Nach den islamistischen Terroranschlägen am 11. September 2001 hatten die USA Artikel Fünf des NATO-Vertrags aktiviert, um den Beistand ihrer Verbündeten zu bekommen. Dies führte dazu, dass NATO-Staaten wie Großbritannien oder Deutschland sich am Krieg gegen die Taliban und die Terrororganisation Al-Kaida beteiligten. Es war das erste und einzige Mal in der NATO-Geschichte, dass ein solcher Bündnisfall ausgerufen wurde.
„Meine Gedanken sind bei den Veteranen“
„Meine Gedanken sind bei den Veteranen, euren Familien und Liebsten, die dies in keiner Art und Weise verdient haben“, fügte Frederiksen mit Blick auf Trumps Äußerungen auf „Facebook“ hinzu. Dänemark steht wegen des Versuchs von Trump, Grönland zu annektieren, derzeit diplomatisch eher auf Kriegsfuß mit den USA.
Der dänische Veteranenverband erklärte, ihm fehlten die Worte. „Dänemark hat den Vereinigten Staaten immer beigestanden und immer, wenn die Vereinigten Staaten uns darum gebeten haben, waren wir in Krisengebieten auf der ganzen Welt im Einsatz“, erklärte der Verband weiter.
Kritik auch aus Deutschland, Großbritannien und Polen
Deutschlands Verteidigungsminister Boris Pistorius (SPD) wies die Äußerungen von US-Präsident Trump ebenfalls entschieden zurück. „Unsere Bundeswehr stand bereit, als unsere amerikanischen Verbündeten nach dem islamistischen Terroranschlag von 2001 um Unterstützung gebeten haben“, erklärte er am Samstag über den Whatsapp-Kanal seines Ministeriums.
Für den Einsatz habe Deutschland einen hohen Preis bezahlt, bekräftigte Pistorius. 59 Soldaten und drei Polizisten seien dabei getötet worden. Viele Verletzte litten bis heute, ebenso wie deren Angehörige.
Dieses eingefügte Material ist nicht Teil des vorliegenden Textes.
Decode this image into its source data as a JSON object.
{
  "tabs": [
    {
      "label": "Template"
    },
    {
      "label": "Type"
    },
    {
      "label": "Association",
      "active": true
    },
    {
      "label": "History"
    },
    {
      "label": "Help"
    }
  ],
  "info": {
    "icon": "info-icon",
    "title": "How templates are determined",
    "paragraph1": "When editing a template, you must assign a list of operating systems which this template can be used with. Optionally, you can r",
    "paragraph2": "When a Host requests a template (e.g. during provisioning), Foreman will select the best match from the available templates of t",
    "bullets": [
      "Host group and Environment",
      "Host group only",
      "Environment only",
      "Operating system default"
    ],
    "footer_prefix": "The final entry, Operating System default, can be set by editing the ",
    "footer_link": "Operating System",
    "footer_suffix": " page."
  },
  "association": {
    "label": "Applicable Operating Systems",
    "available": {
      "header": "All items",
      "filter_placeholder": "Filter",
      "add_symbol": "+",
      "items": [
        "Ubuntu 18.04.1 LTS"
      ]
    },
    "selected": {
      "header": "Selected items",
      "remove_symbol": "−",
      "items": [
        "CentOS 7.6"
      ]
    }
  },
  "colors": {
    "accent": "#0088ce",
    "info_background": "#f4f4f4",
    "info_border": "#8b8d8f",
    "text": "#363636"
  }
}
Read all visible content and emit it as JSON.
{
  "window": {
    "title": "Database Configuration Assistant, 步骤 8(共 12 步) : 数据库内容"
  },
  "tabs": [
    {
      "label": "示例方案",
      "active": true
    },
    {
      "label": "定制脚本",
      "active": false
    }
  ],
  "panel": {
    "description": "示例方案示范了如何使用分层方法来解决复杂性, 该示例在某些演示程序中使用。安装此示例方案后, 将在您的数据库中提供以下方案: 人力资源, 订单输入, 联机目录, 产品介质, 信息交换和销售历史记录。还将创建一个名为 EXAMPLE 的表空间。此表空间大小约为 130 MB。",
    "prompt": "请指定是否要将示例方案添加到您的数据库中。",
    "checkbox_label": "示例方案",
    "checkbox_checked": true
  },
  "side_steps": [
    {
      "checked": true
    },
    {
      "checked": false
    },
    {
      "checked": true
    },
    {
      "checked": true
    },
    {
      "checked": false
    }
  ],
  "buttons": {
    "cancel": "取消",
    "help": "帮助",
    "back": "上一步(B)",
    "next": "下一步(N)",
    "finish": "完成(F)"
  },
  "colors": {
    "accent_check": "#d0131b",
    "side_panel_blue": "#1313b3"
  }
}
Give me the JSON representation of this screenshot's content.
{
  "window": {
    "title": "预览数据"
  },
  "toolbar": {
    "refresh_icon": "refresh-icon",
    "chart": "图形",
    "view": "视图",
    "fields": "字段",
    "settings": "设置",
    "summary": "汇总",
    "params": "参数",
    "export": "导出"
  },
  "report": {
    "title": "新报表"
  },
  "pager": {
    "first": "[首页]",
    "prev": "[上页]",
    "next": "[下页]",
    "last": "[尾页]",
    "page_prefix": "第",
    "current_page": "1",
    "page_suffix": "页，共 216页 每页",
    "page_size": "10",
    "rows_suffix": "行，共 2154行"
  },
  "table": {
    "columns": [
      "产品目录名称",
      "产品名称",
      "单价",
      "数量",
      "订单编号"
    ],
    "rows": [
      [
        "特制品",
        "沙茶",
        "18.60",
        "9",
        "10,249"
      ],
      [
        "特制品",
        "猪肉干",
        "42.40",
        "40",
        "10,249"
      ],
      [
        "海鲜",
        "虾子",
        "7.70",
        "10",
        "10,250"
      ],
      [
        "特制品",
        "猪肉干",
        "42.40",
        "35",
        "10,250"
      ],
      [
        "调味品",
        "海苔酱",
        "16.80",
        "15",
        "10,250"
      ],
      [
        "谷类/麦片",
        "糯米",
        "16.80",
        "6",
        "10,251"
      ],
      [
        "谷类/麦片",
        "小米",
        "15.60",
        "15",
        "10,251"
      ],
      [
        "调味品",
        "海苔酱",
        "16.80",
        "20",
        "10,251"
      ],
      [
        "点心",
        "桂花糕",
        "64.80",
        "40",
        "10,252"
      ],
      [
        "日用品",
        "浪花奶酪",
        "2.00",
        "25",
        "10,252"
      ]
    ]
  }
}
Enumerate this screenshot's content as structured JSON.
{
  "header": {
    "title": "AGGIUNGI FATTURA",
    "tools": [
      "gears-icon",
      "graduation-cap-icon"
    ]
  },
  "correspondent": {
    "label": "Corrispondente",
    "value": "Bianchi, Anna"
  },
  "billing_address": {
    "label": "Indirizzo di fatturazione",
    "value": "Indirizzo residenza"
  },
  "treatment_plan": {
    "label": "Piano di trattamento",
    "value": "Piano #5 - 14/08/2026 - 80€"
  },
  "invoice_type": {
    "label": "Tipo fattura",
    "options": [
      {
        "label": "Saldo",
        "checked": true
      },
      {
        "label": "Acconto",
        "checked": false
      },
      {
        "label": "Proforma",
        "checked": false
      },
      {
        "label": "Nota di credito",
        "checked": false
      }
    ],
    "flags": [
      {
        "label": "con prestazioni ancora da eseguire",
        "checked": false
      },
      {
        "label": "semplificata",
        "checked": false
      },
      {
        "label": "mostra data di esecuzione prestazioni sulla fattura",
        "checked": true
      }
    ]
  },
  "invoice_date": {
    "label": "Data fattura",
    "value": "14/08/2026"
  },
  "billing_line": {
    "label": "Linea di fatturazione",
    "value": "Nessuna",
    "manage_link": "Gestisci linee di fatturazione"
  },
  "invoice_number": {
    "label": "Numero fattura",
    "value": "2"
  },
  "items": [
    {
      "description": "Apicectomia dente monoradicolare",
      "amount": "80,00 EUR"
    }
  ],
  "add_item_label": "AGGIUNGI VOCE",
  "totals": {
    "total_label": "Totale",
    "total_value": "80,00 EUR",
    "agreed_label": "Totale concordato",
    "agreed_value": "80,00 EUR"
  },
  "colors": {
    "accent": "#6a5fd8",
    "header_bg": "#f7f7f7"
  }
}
Kritik an den Aussagen war zuvor unter anderem auch aus Großbritannien und Polen gekommen.
Auch für Meloni Trump-Aussagen „nicht akzeptabel“
Auch die italienische Regierungschefin Giorgia Meloni, die als Vertraute Trumps gilt, wies dessen Aussagen zurück. Aussagen, die den Beitrag der NATO-Staaten in Afghanistan relativierten, seien nicht akzeptabel – insbesondere, wenn sie von einem Bündnispartner stammten, kritisierte sie.
„Italien und die Vereinigten Staaten sind durch eine feste Freundschaft verbunden, die auf gemeinsamen Werten und historischer Zusammenarbeit beruhe. Gerade angesichts der aktuellen Herausforderungen ist diese Partnerschaft von besonderer Bedeutung. Freundschaft erfordert jedoch gegenseitigen Respekt – eine grundlegende Voraussetzung, um die Solidarität innerhalb der Atlantischen Allianz zu gewährleisten.“
Während des 20 Jahre andauernden Afghanistan-Einsatzes seien 53 italienische Soldaten gestorben und mehr als 700 verletzt worden, hieß es von der italienischen Regierung.
Trump lobt nach Kritik britische Soldaten
Nach der Kritik schob Trump jedoch auf seinem Sprachrohr Truth Social ein Lob zumindest für die britischen Soldaten nach. „Die großen und sehr tapferen Soldaten des Vereinigten Königreichs werden immer an der Seite der Vereinigten Staaten von Amerika stehen!“, schrieb Trump am Samstag in seinem Onlinedienst Truth Social.
457 britische Streitkräfte seien in Afghanistan gestorben und viele weitere schwer verletzt worden. „Sie gehörten zu den größten Kriegern“, schrieb Trump weiter. Die Verbindung zwischen den USA und Großbritannien sei unerschütterlich.
Großbritanniens Premier Keir Starmer hatte nach Trumps Behauptung gesagt, er empfinde Trumps Äußerungen als „beleidigend und wirklich erschreckend“ sowie verletzend für alle, deren Angehörige in Afghanistan getötet oder verletzt worden seien. Er legte dem US-Präsidenten nahe, sich bei den Betroffenen zu entschuldigen.